Circ Res. 2018 Mar 16;122(6):864-876. doi: 10.1161/CIRCRESAHA.117.312482. Epub 2018 Feb 5.
Current methods assessing clinical risk because of exercise intolerance in patients with cardiopulmonary disease rely on a small subset of traditional variables. Alternative strategies incorporating the spectrum of factors underlying prognosis in at-risk patients may be useful clinically, but are lacking.
Use unbiased analyses to identify variables that correspond to clinical risk in patients with exercise intolerance.
Data from 738 consecutive patients referred for invasive cardiopulmonary exercise testing at a single center (2011-2015) were analyzed retrospectively (derivation cohort). A correlation network of invasive cardiopulmonary exercise testing parameters was assembled using |r|>0.5. From an exercise network of 39 variables (ie, nodes) and 98 correlations (ie, edges) corresponding to <9.5e for each correlation, we focused on a subnetwork containing peak volume of oxygen consumption (pVo) and 9 linked nodes. K-mean clustering based on these 10 variables identified 4 novel patient clusters characterized by significant differences in 44 of 45 exercise measurements (<0.01).

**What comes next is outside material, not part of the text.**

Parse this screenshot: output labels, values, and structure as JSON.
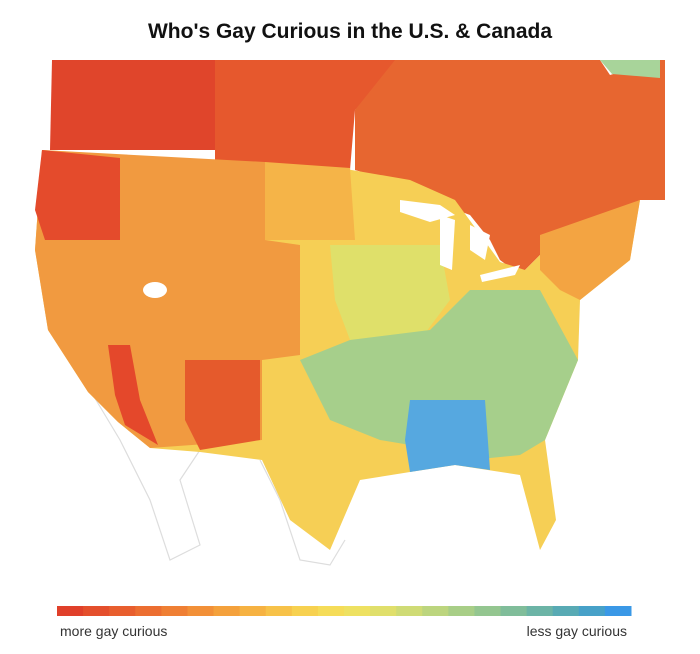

Compared with a probabilistic model, including 23 independent predictors of pVo and pVo itself, the network model was less redundant and identified clusters that were more distinct. Cluster assignment from the network model was predictive of subsequent clinical events. For example, a 4.3-fold (<0.0001; 95% CI, 2.2-8.1) and 2.8-fold (=0.0018; 95% CI, 1.5-5.2) increase in hazard for age- and pVo-adjusted all-cause 3-year hospitalization, respectively, were observed between the highest versus lowest risk clusters. Using these data, we developed the first risk-stratification calculator for patients with exercise intolerance. When applying the risk calculator to patients in 2 independent invasive cardiopulmonary exercise testing cohorts (Boston and Graz, Austria), we observed a clinical risk profile that paralleled the derivation cohort.

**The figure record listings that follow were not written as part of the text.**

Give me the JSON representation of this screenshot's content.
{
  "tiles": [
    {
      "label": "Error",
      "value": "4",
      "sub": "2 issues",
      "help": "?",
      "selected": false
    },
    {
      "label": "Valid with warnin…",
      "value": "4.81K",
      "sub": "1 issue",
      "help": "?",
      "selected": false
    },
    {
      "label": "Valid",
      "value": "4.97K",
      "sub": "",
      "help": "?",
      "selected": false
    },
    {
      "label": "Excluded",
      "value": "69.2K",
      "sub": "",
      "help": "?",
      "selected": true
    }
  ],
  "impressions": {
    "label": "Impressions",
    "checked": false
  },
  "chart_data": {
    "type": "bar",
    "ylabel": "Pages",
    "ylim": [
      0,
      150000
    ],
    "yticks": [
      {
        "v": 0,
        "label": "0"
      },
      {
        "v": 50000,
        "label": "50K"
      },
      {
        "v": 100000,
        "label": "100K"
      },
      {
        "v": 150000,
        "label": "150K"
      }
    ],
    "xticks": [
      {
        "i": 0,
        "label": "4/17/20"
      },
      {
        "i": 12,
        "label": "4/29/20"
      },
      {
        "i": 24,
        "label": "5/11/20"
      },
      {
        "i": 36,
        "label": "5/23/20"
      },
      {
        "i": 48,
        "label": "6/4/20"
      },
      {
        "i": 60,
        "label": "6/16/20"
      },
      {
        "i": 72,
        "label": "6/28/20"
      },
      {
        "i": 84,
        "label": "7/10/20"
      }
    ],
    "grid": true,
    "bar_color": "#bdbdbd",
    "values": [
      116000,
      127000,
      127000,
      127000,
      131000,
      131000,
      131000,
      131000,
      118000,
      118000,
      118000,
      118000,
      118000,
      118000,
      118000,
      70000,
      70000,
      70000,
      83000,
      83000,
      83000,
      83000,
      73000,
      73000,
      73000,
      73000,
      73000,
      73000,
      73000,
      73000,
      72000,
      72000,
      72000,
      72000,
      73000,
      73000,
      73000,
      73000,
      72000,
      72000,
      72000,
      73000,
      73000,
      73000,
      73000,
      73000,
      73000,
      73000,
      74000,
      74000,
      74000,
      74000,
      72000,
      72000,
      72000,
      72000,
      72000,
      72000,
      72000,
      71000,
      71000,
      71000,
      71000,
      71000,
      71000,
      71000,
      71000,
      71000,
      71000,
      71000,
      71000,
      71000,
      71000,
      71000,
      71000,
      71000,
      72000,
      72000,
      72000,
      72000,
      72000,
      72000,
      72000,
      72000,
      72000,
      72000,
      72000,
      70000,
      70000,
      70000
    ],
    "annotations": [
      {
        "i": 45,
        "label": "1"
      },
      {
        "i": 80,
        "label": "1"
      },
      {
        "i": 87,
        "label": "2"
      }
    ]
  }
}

Network analyses were used to identify novel exercise groups and develop a point-of-care risk calculator. These data expand the range of useful clinical variables beyond pVo that predict hospitalization in patients with exercise intolerance.
目前评估心肺疾病患者运动不耐受相关临床风险的方法依赖于一小部分传统变量。纳入高危患者预后相关因素谱的替代策略可能具有临床意义,但目前仍缺乏这些策略。

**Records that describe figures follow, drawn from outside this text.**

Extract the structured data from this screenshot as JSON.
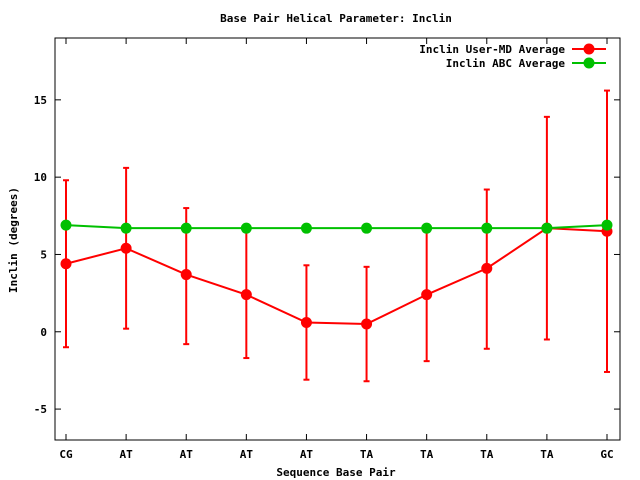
{
  "chart_data": {
    "type": "line",
    "title": "Base Pair Helical Parameter: Inclin",
    "xlabel": "Sequence Base Pair",
    "ylabel": "Inclin (degrees)",
    "categories": [
      "CG",
      "AT",
      "AT",
      "AT",
      "AT",
      "TA",
      "TA",
      "TA",
      "TA",
      "GC"
    ],
    "ylim": [
      -7,
      19
    ],
    "yticks": [
      -5,
      0,
      5,
      10,
      15
    ],
    "grid": false,
    "legend_position": "top-right",
    "series": [
      {
        "name": "Inclin User-MD Average",
        "color": "#ff0000",
        "values": [
          4.4,
          5.4,
          3.7,
          2.4,
          0.6,
          0.5,
          2.4,
          4.1,
          6.7,
          6.5
        ],
        "error_low": [
          -1.0,
          0.2,
          -0.8,
          -1.7,
          -3.1,
          -3.2,
          -1.9,
          -1.1,
          -0.5,
          -2.6
        ],
        "error_high": [
          9.8,
          10.6,
          8.0,
          6.7,
          4.3,
          4.2,
          6.7,
          9.2,
          13.9,
          15.6
        ]
      },
      {
        "name": "Inclin ABC Average",
        "color": "#00c000",
        "values": [
          6.9,
          6.7,
          6.7,
          6.7,
          6.7,
          6.7,
          6.7,
          6.7,
          6.7,
          6.9
        ]
      }
    ]
  }
}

采用无偏分析方法识别与运动不耐受患者临床风险相关的变量。
对单中心(2011-2015 年)连续 738 例进行有创心肺运动试验的患者数据进行回顾性分析(推导队列)。采用 |r|>0.5 构建有创心肺运动试验参数相关联网络。从包含 39 个变量(即节点)和 98 个相关(即边)的运动网络(即,<9.5e 对应于每个相关)中,我们关注包含峰值摄氧量(pVo)和 9 个连接节点的子网络。基于这 10 个变量的 K-均值聚类确定了 4 个新的患者聚类,这 4 个聚类在 45 项运动测量中存在 44 项有统计学意义的差异(<0.01)。与包含 pVo 和 pVo 自身 23 个独立预测因子的概率模型相比,网络模型的冗余度更小,聚类也更独特。网络模型的聚类分配可预测随后的临床事件。例如,在最高与最低风险聚类之间,年龄和 pVo 校正后的全因 3 年住院风险分别增加 4.3 倍(<0.0001;95%CI,2.2-8.1)和 2.8 倍(=0.0018;95%CI,1.5-5.2)。利用这些数据,我们为运动不耐受患者开发了首个风险分层计算器。当将风险计算器应用于 2 个独立的有创心肺运动试验队列(波士顿和奥地利格拉茨)的患者时,我们观察到与推导队列相似的临床风险特征。
采用网络分析方法识别新的运动组,并开发即时护理风险计算器。这些数据扩展了预测运动不耐受患者住院的有用临床变量范围,超越了峰值摄氧量。